Re: Automatic Variables in a GCd Language
chromatic on 2008-12-01T18:12:23
It's Monday morning after a four day weekend here, so I might not be at full brainpower, but I can't immediately see how that would work. (I don't doubt that it could; I'd just like a description, if you have the time.) Thanks!
Re: Automatic Variables in a GCd Language
Aristotle on 2008-12-02T03:21:23
Well, you would know what memory had changed during a transaction, right? You could just look at it and check any pointers to find out whether anything needs to be promoted from stack to heap.
It’s almost certainly not practical. It just struck me that STM could solve the problem in a 100% reliable way (since no special incantation such as an assignment macro would be required). That would push the GC up a whole bunch of layers from the metal of the VM, which might not even be workable. I dunno. It just seemed like an interesting interdisciplinary association.
Nice work. I always enjoy reading about your adventures.
It seems like it might be straightforward to add a flag to PIR to let authors mark stack variables. But that seems a little riskier because we'd need to be sure the free happened in all exit paths, including exception handling.
Re:yay
chromatic on 2008-11-21T18:10:13
It's riskier than that, because it's very difficult in PIR to be sure that the stack variable doesn't get stashed or cached somewhere any time you use it with an opcode.
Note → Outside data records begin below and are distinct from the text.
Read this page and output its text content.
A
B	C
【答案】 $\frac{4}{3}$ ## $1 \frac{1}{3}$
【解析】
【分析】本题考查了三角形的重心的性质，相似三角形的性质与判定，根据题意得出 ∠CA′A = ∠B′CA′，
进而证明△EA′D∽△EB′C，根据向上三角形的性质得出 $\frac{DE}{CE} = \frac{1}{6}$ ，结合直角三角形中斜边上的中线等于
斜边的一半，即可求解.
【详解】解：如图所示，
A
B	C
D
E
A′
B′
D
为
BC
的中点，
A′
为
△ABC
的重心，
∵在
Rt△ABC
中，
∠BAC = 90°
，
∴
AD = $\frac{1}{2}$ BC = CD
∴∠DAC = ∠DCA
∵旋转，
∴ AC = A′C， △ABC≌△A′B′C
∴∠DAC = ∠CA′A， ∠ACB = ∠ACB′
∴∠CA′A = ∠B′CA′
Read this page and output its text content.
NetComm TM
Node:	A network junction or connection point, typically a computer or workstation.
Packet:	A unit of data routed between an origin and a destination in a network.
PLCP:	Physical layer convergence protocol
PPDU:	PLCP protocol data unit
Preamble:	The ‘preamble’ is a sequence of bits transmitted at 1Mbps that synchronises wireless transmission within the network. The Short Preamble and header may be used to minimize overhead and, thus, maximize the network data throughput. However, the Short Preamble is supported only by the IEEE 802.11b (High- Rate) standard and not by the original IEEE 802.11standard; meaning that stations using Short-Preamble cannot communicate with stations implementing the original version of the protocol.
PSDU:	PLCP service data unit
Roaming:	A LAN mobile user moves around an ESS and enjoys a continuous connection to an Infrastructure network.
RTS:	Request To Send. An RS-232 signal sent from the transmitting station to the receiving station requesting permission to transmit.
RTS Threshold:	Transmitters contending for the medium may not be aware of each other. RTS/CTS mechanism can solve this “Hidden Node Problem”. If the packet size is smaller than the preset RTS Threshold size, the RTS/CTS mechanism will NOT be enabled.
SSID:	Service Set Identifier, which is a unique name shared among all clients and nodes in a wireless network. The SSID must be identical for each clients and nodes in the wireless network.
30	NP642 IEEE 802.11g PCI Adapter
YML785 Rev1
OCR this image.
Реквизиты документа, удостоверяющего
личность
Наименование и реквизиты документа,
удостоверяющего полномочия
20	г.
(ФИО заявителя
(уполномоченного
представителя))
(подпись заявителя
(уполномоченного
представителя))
I can know that for medium-sized programs, because I'm familiar with PIR, with the opcodes, and with the Parrot backing code, but I don't want to add features that are easy to misuse even if you've read and understood the internals.
Re:yay
ChrisDolan on 2008-11-21T18:34:32
Good point. I tend to think of PIR as analogous to machine code, but it's obviously much higher level than that.